Wednesday, January 17, 2007

Push

Every time I look at you the world just melts away
All my troubles all my fears dissolve in your affections
You've seen me at my weakest but you take me as I am
And when I fall you offer me a softer place to land

You stay the course you hold the line you keep it all together
You're the one true thing I know I can believe in
You're all the things that I desire, you save me, you complete me
You're the one true thing I know I can believe

I get mad so easy but you give me room to breathe
No matter what I say or do 'cause you're to good to fight about it
Even when I have to push just to see how far you'll go
You won’t stoop down to battle but you never turn to go

Your love is just the antidote when nothing else will cure me
There are times I cant decide when I cant tell up from down
You make me feel less crazy when otherwise I'd drown
But you pick me up and brush me off and tell me I'm OK
Sometimes that’s just what we need to get us through the day

 

You're all the things that I desire, you save me, you complete me
You're the one true thing I know I can believe

 

Sarah McLachlan

From the album Afterglow

Thursday, January 11, 2007

Wearing colors

For almost two years, my wardrobe consisted of dark and plain hues.  Grays, whites, blacks.  A few months ago, I decided to wear pastel.  Mostly green and old rose tops.  Nothing loud.   

 

I welcomed 2007 with a closet clearing exercise and a paradigm shift.  

 

I decided to keep or give away some items especially those that I have not worn over the last year. 

 

But I also did another thing. 

 

I took out those items that I kept when my father passed away.  The red blouse, the pink shirt, the orange shirt…  In the process, I wondered if I could wear them again.  I would have worn them earlier but I wanted to respect the sensitivities of some people particularly my relatives. 

 

In the end, I returned most of them in the storage bin but placed my favorite pink shirt in a hanger. 

 

With all due respect to the preferences of people who have lost loved ones, surely mourning is more than just wearing dark colors.  Nothing can express grief and sadness. 

 

As I face this year, I have decided to wear my ‘happy’ colors again. 

 

As I face this year, I prefer to remember my parents in a different way. 

 

Usually, thoughts of them would bring me to the last days that I saw them alive.  Their last days in the hospital.  I recall the contraptions that sustained their lives.  I remember the smell. I remember the weary look in our faces.  The faraway look in my mother’s days.  The heavy,  ragged and frequent breathing of my dad.  I remember them all.  And so I end up with tears in eyes.

 

This year, I will choose to remember their lives.  Not their death.  I will choose to remember the memories of their younger days, not just the last few months that they lived and breathed.  After all, they are more than just the sickness that took their lives. 

 

I looked at my pink shirt that I placed in a hanger. 

 

One ‘happy’ shirt at a time.

Wednesday, January 10, 2007

Meeting-itis

A common corporate irritation, where one loses large blocks of time throughout the workday, seemingly without cause. Early symptoms of the ailment include red, dry eyes, stifled yawns and proneness to notebook doodling. More severe cases result in increased apathy and stress, lower productivity and employee satisfaction, and a prolonged disdain for ready-made sandwich trays.

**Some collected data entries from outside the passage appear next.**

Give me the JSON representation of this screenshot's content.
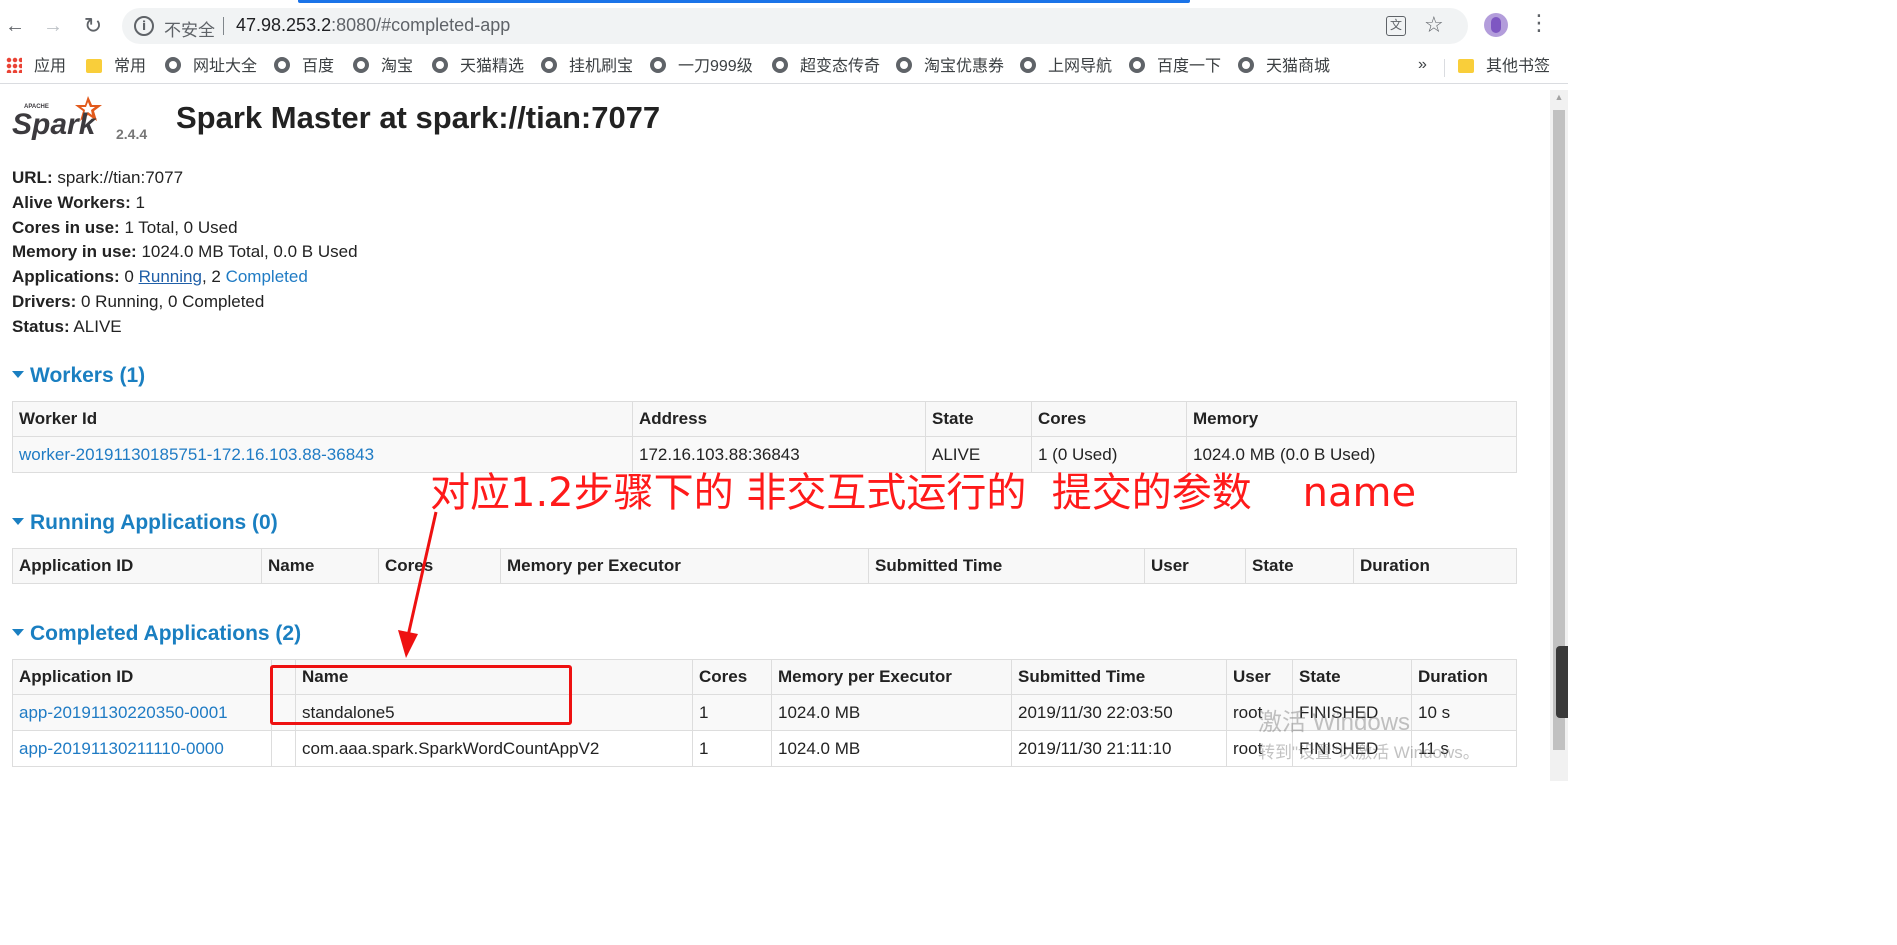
{
  "browser": {
    "nav": {
      "back": "←",
      "forward": "→",
      "reload": "↻"
    },
    "omnibox": {
      "insecure_label": "不安全",
      "url_host": "47.98.253.2",
      "url_rest": ":8080/#completed-app"
    },
    "icons": [
      "info-icon",
      "translate-icon",
      "star-icon",
      "profile-avatar",
      "menu-icon"
    ]
  },
  "bookmarks": [
    {
      "label": "应用",
      "icon": "apps-icon"
    },
    {
      "label": "常用",
      "icon": "folder-icon"
    },
    {
      "label": "网址大全",
      "icon": "globe-icon"
    },
    {
      "label": "百度",
      "icon": "globe-icon"
    },
    {
      "label": "淘宝",
      "icon": "globe-icon"
    },
    {
      "label": "天猫精选",
      "icon": "globe-icon"
    },
    {
      "label": "挂机刷宝",
      "icon": "globe-icon"
    },
    {
      "label": "一刀999级",
      "icon": "globe-icon"
    },
    {
      "label": "超变态传奇",
      "icon": "globe-icon"
    },
    {
      "label": "淘宝优惠券",
      "icon": "globe-icon"
    },
    {
      "label": "上网导航",
      "icon": "globe-icon"
    },
    {
      "label": "百度一下",
      "icon": "globe-icon"
    },
    {
      "label": "天猫商城",
      "icon": "globe-icon"
    }
  ],
  "bookmarks_more": "»",
  "bookmarks_other": "其他书签",
  "spark": {
    "logo_text": "Spark",
    "logo_apache": "APACHE",
    "version": "2.4.4",
    "title": "Spark Master at spark://tian:7077",
    "info": {
      "url_label": "URL:",
      "url_value": "spark://tian:7077",
      "alive_workers_label": "Alive Workers:",
      "alive_workers_value": "1",
      "cores_label": "Cores in use:",
      "cores_value": "1 Total, 0 Used",
      "memory_label": "Memory in use:",
      "memory_value": "1024.0 MB Total, 0.0 B Used",
      "apps_label": "Applications:",
      "apps_running_count": "0",
      "apps_running_link": "Running",
      "apps_completed_count": ", 2",
      "apps_completed_link": "Completed",
      "drivers_label": "Drivers:",
      "drivers_value": "0 Running, 0 Completed",
      "status_label": "Status:",
      "status_value": "ALIVE"
    }
  },
  "workers": {
    "title": "Workers (1)",
    "headers": [
      "Worker Id",
      "Address",
      "State",
      "Cores",
      "Memory"
    ],
    "rows": [
      [
        "worker-20191130185751-172.16.103.88-36843",
        "172.16.103.88:36843",
        "ALIVE",
        "1 (0 Used)",
        "1024.0 MB (0.0 B Used)"
      ]
    ]
  },
  "running_apps": {
    "title": "Running Applications (0)",
    "headers": [
      "Application ID",
      "Name",
      "Cores",
      "Memory per Executor",
      "Submitted Time",
      "User",
      "State",
      "Duration"
    ]
  },
  "completed_apps": {
    "title": "Completed Applications (2)",
    "headers": [
      "Application ID",
      "",
      "Name",
      "Cores",
      "Memory per Executor",
      "Submitted Time",
      "User",
      "State",
      "Duration"
    ],
    "rows": [
      [
        "app-20191130220350-0001",
        "",
        "standalone5",
        "1",
        "1024.0 MB",
        "2019/11/30 22:03:50",
        "root",
        "FINISHED",
        "10 s"
      ],
      [
        "app-20191130211110-0000",
        "",
        "com.aaa.spark.SparkWordCountAppV2",
        "1",
        "1024.0 MB",
        "2019/11/30 21:11:10",
        "root",
        "FINISHED",
        "11 s"
      ]
    ]
  },
  "annotation": {
    "text": "对应1.2步骤下的 非交互式运行的  提交的参数    name",
    "color": "#ff1a1a"
  },
  "watermark": {
    "line1": "激活 Windows",
    "line2": "转到\"设置\"以激活 Windows。"
  }
}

I got it from one of the articles in our company website.  Similar to the Free email Day experiment where we were encouraged to pick up the phone or walk to someone else’s cubicle instead of clogging the system with emails, this article is another creative way to remind everyone to manage office time wisely.   I chuckled when I read it the first time.  Most of us carry this sort of virus I think.

 

I am posting it to make sure I keep this definition at hand.

Wednesday, January 03, 2007

Clam Chowder Soup for the highly strung

Subtitled:  Food for a drifter’s heart

 

1)                  Learn to turn off the control freak mode.

2)                  Saying “No, I can’t do that right now” is necessary on certain occasions.

3)                  You are actually MUCH bigger than a cockroach.  Well, except that it can fly!!!! Yikes!

4)                  You only need one notebook for your list of to do’s -- not three.

5)                  Go ahead, call your old friends!  It’ll do wonders to your heart.

6)                  Accept it, blogger.com is blocked and you barely have access to bloglines.  Better have a plan B.

7)                  Plan B:  Save up on that laptop!

8)                  Reading the user guide of a newly purchased gadget will actually help you..really..Now, if you could only find that manual.

9)                  It helps to have friends who are lawyers and/or doctors.  Or, at least have friends who are friends with a lawyer or a doctor.

10)               Daydreaming while walking will not help you develop your sense of direction.